Rod Dreher posts a rather colorful example from Bard College, quoting Bari Weiss.

[I]f you don’t subscribe to Bari Weiss’s newsletter Common Sense, you are really missing out. From today’s TGIF news roundup by Nellie Bowles, there was this:

It’s always fun to check up on what’s going on in academia. Here’s an announcement that showed up in the Bard College library newsletter (Bard tuition, $57,498 a year):

    In keeping with campus-wide initiatives to ensure that Bard is a place of inclusion, equity, and diversity, the Stevenson Library is conducting a diversity audit of the entire print collection in an effort to begin the process of decanonizing the stacks. Three students, who are funded through the Office of Inclusive Excellence, have begun the process which we expect will take at least a year to complete. The students will be evaluating each book for representations of race/ethnicity, gender, religion, and ability.

    So, to paraphrase this library announcement: three Bard students, chosen and paid for by the Office of Inclusive Excellence, are tasked with reviewing every book in the Bard library to evaluate how well it adheres to their moral standards. Facing outrage from library-fans, Bard quickly retracted and rewrote this announcement and clarified that the audit was more high-level analysis of each book and author.

    Still I like to imagine these students marching through the stacks, pulling every spine, reading every page to examine for “representations of race, gender, religion, and ability.” Does Charles Dickens dehumanize someone with a limp somewhere? I bet he does. There’s some nasty ableism in Beowulf. Was Aristotle a feminist? This could take a while. Also, I think I kind of want to be on this committee.
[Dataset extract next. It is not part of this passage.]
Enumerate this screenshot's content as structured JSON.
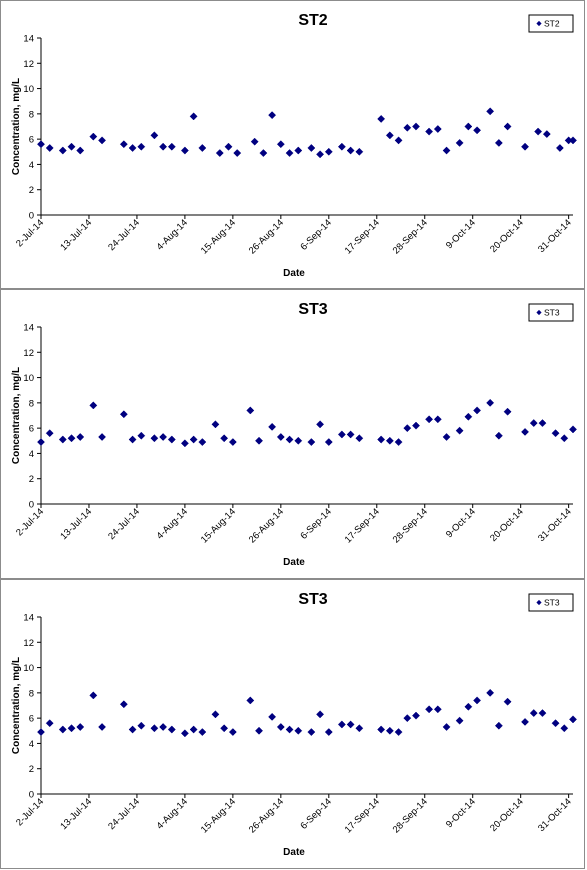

    The term decanonizemeansexclusion of a person’s name from a list or catalog. It’s a term most commonly associated with the church, who decanonizes to demote a saint who’s on the outs.

    There’s of course a whole new intellectual underpinning for all of this. Here’s the librarian Sofia Leung, who offers trainings and workshops on critical race theory in libraries:

    “Our library collections, because they are written mostly by straight white men, are a physical manifestation of white men ideas taking up all the space in our library stacks,” she writes, asking her readers to pause and think about that in her essay, Whiteness as Collections. Or watch her talk with the University of Michigan on the “‘Ordinary’ Existence of White Supremacy in Libraries.”

    The announcement about decanonization came in a cheery library update. It wasn’t the top item. It’s just there between an alumna to be honored and a local cleanup effort. Decanonization is a casual, business-as-usual sort of activity, hardly anything to pay attention to or ask about.

    When I wrote to ask about the announcement, Bard officials explained that this was all a big misunderstanding. Nothing the library newsletter had about this effort should be taken literally, they told me.

    “It will help us understand and answer questions about representation in our collections and build a more inclusive collection going forward,” wrote Betsy Cawley, the director of Bard libraries. “Nothing is being removed, recategorized, or replaced.”

    Decanonization is not decanonization at all. Judging each book does not mean judging each book (“an earlier brochure entry suggesting that has been revised”). It is just a fact-finding mission to learn more, not to remove anything.

    In some cold upstate New York panic, they retracted and rewrote the whole thing. “The erroneous entry has been removed,” the school tells me now.

    Regardless, if any Common Sense-readers would like to read books that three Bard students deem offensive, please turn yourself in to the local police station.

This is insane. It’s good that Bard retracted it, but it is a scandal that this kind of anti-intellectual, illiberal lunacy ever saw the light of day in the first place.